The tools – collected from scrap markets, destined to be melted down and sold in blocks – bear traces of everyday life. “Meals are eaten in anger or joy, families gather, and moments are forgotten.”
“What makes Nine Stupas so special is how he connects Subodh’s personal history to a much broader spiritual landscape. “He draws from two very different parts of his life: his roots in Bihar, the cradle of Buddhism, and his travels in Ladakh, where he was struck by the presence of these ancient Buddhist stupas,” says Lele. “When you stand in front of them, you realize that these are not just sculptural compositions, but bear the traces of countless meals and years of domestic labor. “By arranging them in this sacred and monumental architecture, he is essentially saying that the most mundane and repetitive acts of care are just as sacred as any religious relic.”
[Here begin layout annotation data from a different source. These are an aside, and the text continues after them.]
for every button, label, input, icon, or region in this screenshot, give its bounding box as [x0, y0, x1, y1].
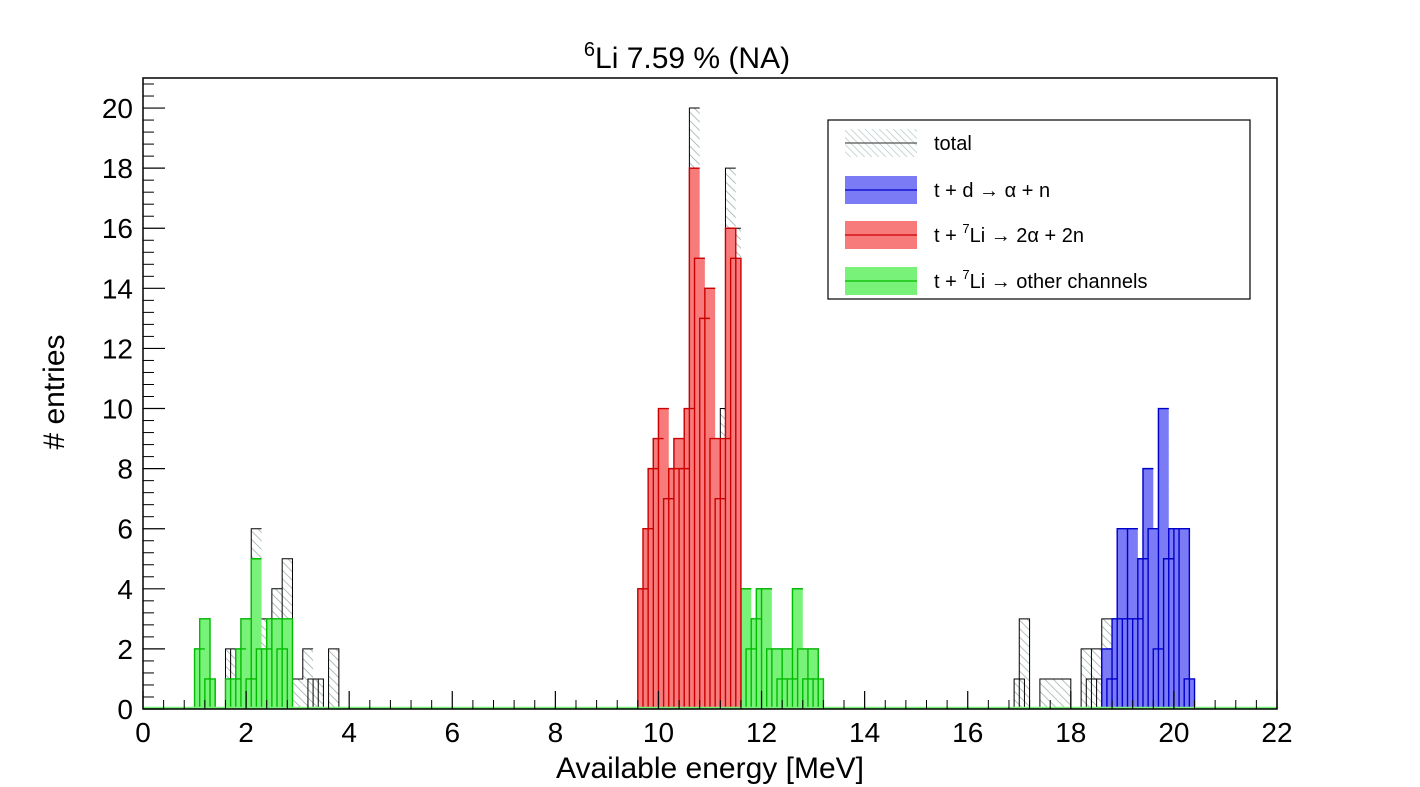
x-tick-label: 8: [548, 717, 564, 748]
x-tick-label: 20: [1158, 717, 1189, 748]
y-tick-label: 18: [102, 153, 133, 184]
legend-label-t7_other: t + 7Li → other channels: [934, 267, 1147, 293]
legend-entry-t7_2a: t + 7Li → 2α + 2n: [845, 221, 1084, 249]
y-tick-label: 8: [117, 454, 133, 485]
y-tick-label: 4: [117, 574, 133, 605]
outline-td: [1101, 407, 1196, 709]
y-tick-label: 0: [117, 694, 133, 725]
bar-td: [1148, 528, 1159, 709]
y-tick-label: 20: [102, 93, 133, 124]
legend-label-part: total: [934, 133, 972, 155]
chart-title: 6Li 7.59 % (NA): [584, 39, 790, 75]
x-axis-title: Available energy [MeV]: [556, 752, 864, 785]
legend-entry-td: t + d → α + n: [845, 176, 1050, 204]
y-tick-label: 16: [102, 213, 133, 244]
bar-total: [328, 648, 339, 709]
legend-label-part: t +: [934, 225, 962, 247]
legend-label-part: 7: [962, 267, 969, 282]
legend-label-part: Li → other channels: [970, 271, 1148, 293]
x-tick-label: 14: [849, 717, 880, 748]
outline-t7_2a: [637, 167, 742, 709]
bar-total: [1060, 678, 1071, 709]
bar-total: [1019, 618, 1030, 709]
legend-label-part: 7: [962, 221, 969, 236]
x-tick-label: 22: [1261, 717, 1292, 748]
histogram-bars: [143, 107, 1277, 710]
chart-title-main: Li 7.59 % (NA): [595, 42, 790, 75]
series-t7_2a: [637, 167, 742, 710]
bar-t7_other: [251, 558, 262, 709]
x-tick-label: 10: [643, 717, 674, 748]
x-tick-label: 4: [341, 717, 357, 748]
legend-label-part: Li → 2α + 2n: [970, 225, 1084, 247]
y-tick-label: 12: [102, 333, 133, 364]
y-tick-label: 2: [117, 634, 133, 665]
y-tick-label: 6: [117, 514, 133, 545]
legend-label-td: t + d → α + n: [934, 180, 1050, 202]
legend-entry-t7_other: t + 7Li → other channels: [845, 267, 1147, 295]
bar-t7_other: [240, 618, 252, 709]
bar-t7_other: [199, 618, 211, 709]
x-tick-label: 0: [135, 717, 151, 748]
bar-total: [1039, 678, 1051, 709]
plot-frame: [142, 77, 1278, 710]
legend-entry-total: total: [845, 129, 972, 157]
y-tick-label: 14: [102, 273, 133, 304]
bar-td: [1179, 528, 1190, 709]
y-tick-label: 10: [102, 394, 133, 425]
y-axis-title: # entries: [38, 334, 71, 449]
series-td: [1101, 407, 1196, 709]
x-tick-label: 12: [746, 717, 777, 748]
legend-label-total: total: [934, 133, 972, 155]
x-tick-label: 6: [444, 717, 460, 748]
bar-total: [1050, 678, 1061, 709]
x-tick-label: 2: [238, 717, 254, 748]
chart-title-superscript: 6: [584, 39, 595, 61]
legend-label-t7_2a: t + 7Li → 2α + 2n: [934, 221, 1084, 247]
axes: 0 2 4 6 8 10 12 14 16 18 20 22 0 2 4 6 8 10 12 14 16 18 20: [102, 83, 1293, 748]
x-tick-label: 16: [952, 717, 983, 748]
legend-label-part: t +: [934, 271, 962, 293]
bar-total: [292, 678, 303, 709]
x-tick-label: 18: [1055, 717, 1086, 748]
legend-label-part: t + d → α + n: [934, 180, 1050, 202]
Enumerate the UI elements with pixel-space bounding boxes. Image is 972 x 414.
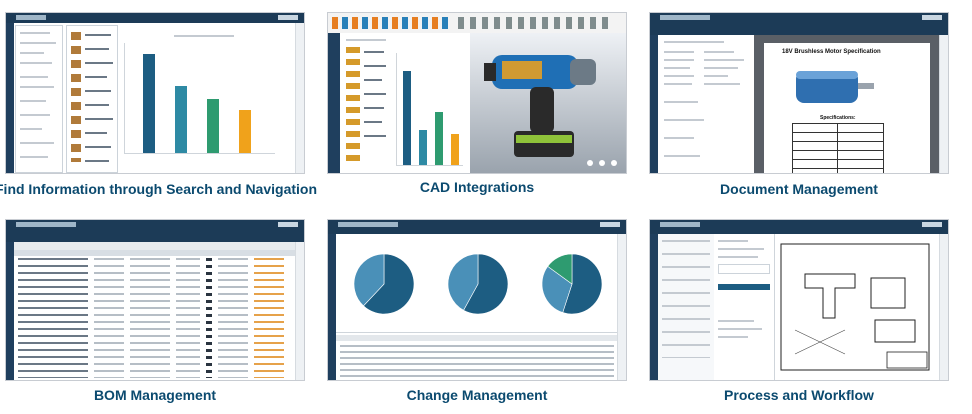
caption-search: Find Information through Search and Navi… (0, 181, 318, 197)
approve-button[interactable] (718, 284, 770, 290)
cad-ribbon (328, 13, 626, 34)
pie-chart (447, 253, 509, 315)
change-screenshot[interactable] (327, 219, 627, 381)
pie-slice (547, 253, 573, 285)
change-pie-charts (353, 253, 603, 315)
toolbar-right (295, 23, 304, 173)
app-header (650, 13, 948, 35)
results-list (66, 25, 118, 173)
workflow-task-list (658, 234, 715, 380)
search-chart (124, 35, 286, 161)
workflow-details (714, 234, 774, 380)
nav-rail (328, 234, 336, 380)
app-header (650, 220, 948, 234)
pie-slice (463, 253, 509, 315)
cad-chart (396, 53, 463, 166)
document-screenshot[interactable]: 18V Brushless Motor Specification Specif… (649, 12, 949, 174)
nav-rail (6, 23, 14, 173)
cad-part-thumbnail-icon (346, 47, 360, 165)
toolbar-right (939, 234, 948, 380)
nav-rail (6, 242, 14, 380)
nav-rail (650, 234, 658, 380)
specs-table (792, 123, 884, 173)
toolbar-right (939, 35, 948, 173)
caption-change: Change Management (406, 387, 548, 403)
chart-bar (419, 130, 427, 165)
pie-slice (363, 253, 415, 315)
pie-slice (562, 253, 603, 315)
properties-panel (658, 35, 754, 173)
pie-slice (447, 253, 479, 311)
toolbar-right (617, 234, 626, 380)
bom-column-headers (14, 250, 296, 256)
caption-bom: BOM Management (93, 387, 217, 403)
chart-bar (143, 54, 155, 153)
pie-slice (353, 253, 385, 307)
search-screenshot[interactable] (5, 12, 305, 174)
document-page: 18V Brushless Motor Specification Specif… (764, 43, 930, 173)
nav-rail (650, 35, 658, 173)
specs-label: Specifications: (820, 115, 856, 121)
app-header (6, 13, 304, 23)
drawing-viewer[interactable] (774, 234, 940, 380)
caption-document: Document Management (720, 181, 878, 197)
drill-model-icon (484, 55, 617, 166)
bom-toolbar (14, 242, 296, 250)
chart-bar (207, 99, 219, 153)
cad-screenshot[interactable] (327, 12, 627, 174)
document-viewer[interactable]: 18V Brushless Motor Specification Specif… (754, 35, 940, 173)
pie-slice (541, 265, 573, 313)
toolbar-right (295, 242, 304, 380)
filters-panel (15, 25, 63, 173)
pie-chart (541, 253, 603, 315)
caption-workflow: Process and Workflow (724, 387, 874, 403)
chart-bar (403, 71, 411, 165)
app-header (328, 220, 626, 234)
result-thumbnail-icon (71, 32, 81, 162)
app-header (6, 220, 304, 242)
change-table (336, 332, 618, 380)
cad-tree-rail (328, 33, 340, 173)
bom-screenshot[interactable] (5, 219, 305, 381)
technical-drawing-icon (780, 243, 930, 371)
cad-viewport[interactable] (470, 33, 626, 173)
change-dashboard (336, 234, 618, 332)
bom-table (14, 242, 296, 380)
chart-bar (239, 110, 251, 153)
chart-bar (451, 134, 459, 165)
motor-image-icon (796, 71, 874, 103)
chart-bar (175, 86, 187, 153)
document-heading: 18V Brushless Motor Specification (782, 49, 881, 55)
caption-cad: CAD Integrations (419, 179, 535, 195)
chart-bar (435, 112, 443, 165)
cad-search-panel (340, 33, 470, 173)
pie-chart (353, 253, 415, 315)
workflow-screenshot[interactable] (649, 219, 949, 381)
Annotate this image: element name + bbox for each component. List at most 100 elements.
Indeed, today, despite international recognition, his connection with Bihar remains deeply personal. “It is my home,” he says. “I love Bihar – despite its challenges, stagnant institutions, lack of infrastructure and wasted potential.” “That’s why growing up in Bihar makes you stronger – and you gain a rare confidence that enables you to take on the world.”
(“A Handful of Heaven” will open at NMACC’s Art House on April 3, and will be on view for six weeks.)